Following surveys and public discussions, the university’s skateboarding safety committee decided to prohibit skateboarding in the location between 10 a.m. and 3 p.m. beginning Jan. 19. According to the committee’s release, the UC Police Dept. will be enforcing the new rule as of Feb. 8 in order to grant students a three-week grace period.
Jose Magana, UCSB’s student-elected Residence Hall Association president and one of the two student members of the skateboarding safety committee, said the decision to blockade skaters from the Arbor and library area was a necessary evil.
“I’ve been on the committee since my sophomore year, and I’m not for skateboarding bans,” Magana said. “The thing is that the Arbor area is really, really dangerous. The way I looked at it is if there is a major accident there that could cause a bigger ban and ruin it for the rest of campus.”
Associate Vice Chancellor of Administrative Affairs Ron Cortez — a member of the skateboarding committee — said this is not part of a plan to institute a campuswide ban.
“I don’t think anyone should be concerned that this is a step toward banning skateboarding, but that it is a step toward adding to our resources,” Cortez said.
When UCPD officers begin to issue tickets to errant skateboarders in the Arbor-Davidson Library Plaza, the enforcement process will most likely mirror the existing guidelines for bicycle violations on campus, Magana said.
Sam Stewart, a third-year biology major, said that the ban is bound to draw mixed reactions from the campus.
“I mean, it sucks,” Stewart said. “I don’t skateboard — I bike — but this will definitely have negative and positive aspects.

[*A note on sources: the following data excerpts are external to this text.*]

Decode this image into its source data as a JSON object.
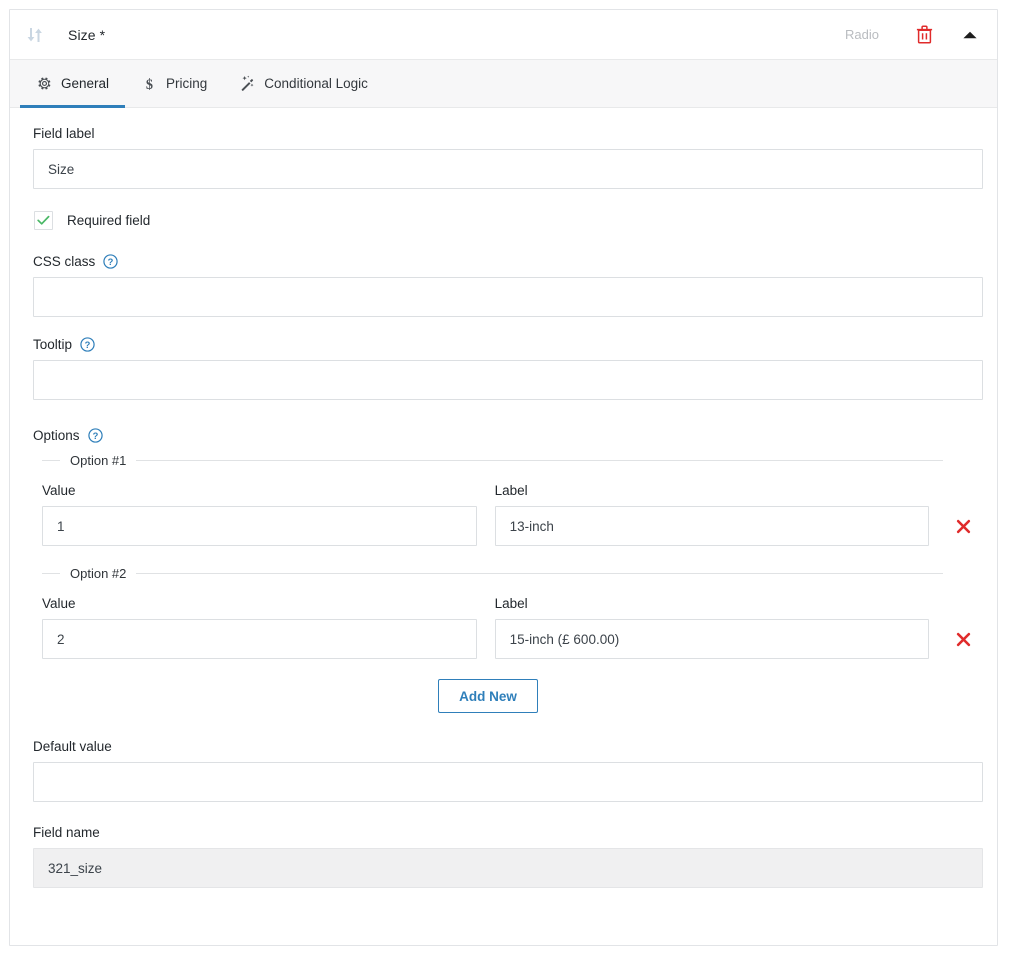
{
  "header": {
    "field_title": "Size *",
    "field_type": "Radio",
    "drag_icon": "sort-drag-icon",
    "delete_icon": "trash-icon",
    "collapse_icon": "chevron-up-icon"
  },
  "tabs": [
    {
      "label": "General",
      "icon": "gear-icon",
      "active": true
    },
    {
      "label": "Pricing",
      "icon": "dollar-icon",
      "active": false
    },
    {
      "label": "Conditional Logic",
      "icon": "magic-wand-icon",
      "active": false
    }
  ],
  "form": {
    "field_label": {
      "label": "Field label",
      "value": "Size",
      "placeholder": ""
    },
    "required": {
      "label": "Required field",
      "checked": true
    },
    "css_class": {
      "label": "CSS class",
      "value": "",
      "placeholder": "",
      "help_icon": "question-circle-icon"
    },
    "tooltip": {
      "label": "Tooltip",
      "value": "",
      "placeholder": "",
      "help_icon": "question-circle-icon"
    },
    "options": {
      "label": "Options",
      "help_icon": "question-circle-icon",
      "value_column_label": "Value",
      "label_column_label": "Label",
      "remove_icon": "red-x-icon",
      "items": [
        {
          "legend": "Option #1",
          "value": "1",
          "label": "13-inch"
        },
        {
          "legend": "Option #2",
          "value": "2",
          "label": "15-inch (£ 600.00)"
        }
      ],
      "add_new_label": "Add New"
    },
    "default_value": {
      "label": "Default value",
      "value": "",
      "placeholder": ""
    },
    "field_name": {
      "label": "Field name",
      "value": "321_size",
      "placeholder": "",
      "readonly": true
    }
  },
  "colors": {
    "accent": "#2f7fba",
    "danger": "#e02b2b",
    "success": "#4ab866",
    "muted": "#b9bcc0"
  }
}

There will be less accidents, but people have probably grown so accustomed to [skating through the now-prohibited area] that there will be a lot of negative outcomes.”

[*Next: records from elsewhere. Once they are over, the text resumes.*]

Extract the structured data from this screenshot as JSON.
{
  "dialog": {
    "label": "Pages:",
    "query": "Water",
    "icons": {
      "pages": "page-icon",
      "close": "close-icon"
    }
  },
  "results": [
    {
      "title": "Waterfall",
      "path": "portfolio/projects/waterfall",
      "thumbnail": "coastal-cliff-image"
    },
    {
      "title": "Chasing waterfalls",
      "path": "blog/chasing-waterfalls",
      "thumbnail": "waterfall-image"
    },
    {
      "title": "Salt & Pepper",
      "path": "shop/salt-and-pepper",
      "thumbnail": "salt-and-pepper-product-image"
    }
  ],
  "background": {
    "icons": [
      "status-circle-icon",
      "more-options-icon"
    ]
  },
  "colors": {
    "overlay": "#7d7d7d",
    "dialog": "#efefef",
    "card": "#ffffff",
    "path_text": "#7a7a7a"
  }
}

Cortez noted that the safety committee has already implemented a number of measures to mitigate skateboarding issues, such as increasing enforcement in existing prohibited areas, adding caution signs in dangerous zones and implementing a skateboarding-only lane along the Pardall pedestrian corridor.
“The way I’d like to try to explain this is this is part, really, of a comprehensive approach for the skate community and the campus,” Cortez said. “The plan included more education of the students, more involvement, more skateboard lanes and more skateboarders being able to use campus transportation routes safely and effectively.”

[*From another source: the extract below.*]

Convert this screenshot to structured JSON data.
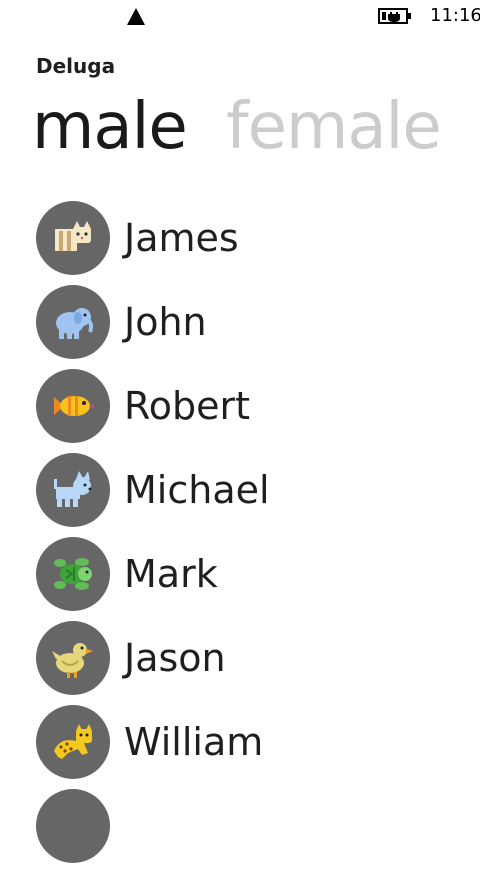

According to Cortez, the committee’s research showed that one out of four respondents had reported being hit by a skateboard on campus. In addition, he said, data from Director of Student Health Dr. Elizabeth Downing has suggested that injurious skateboarding collisions have dropped by nearly half over the past year, a statistic she attributes to the committee’s work.
For the future, Magana said, the committee aims to improve the existing skateboarding infrastructure. No further skateboard bans are currently in consideration for UCSB.
“We talked about having a new lane,” Magana said. “We’re not really quite sure yet, but we almost definitely want another lane. As for banning other places, we don’t want to at all. I’m not okay with banning it anywhere else.”
UCPD and CSOs will be holding an education campaign beginning Tuesday to warn skaters that they can no longer shred everywhere on campus. Magana also noted that the newly banned area will see heavy infrastructure construction next month that will refinish the zone with cement not conducive to skateboarding.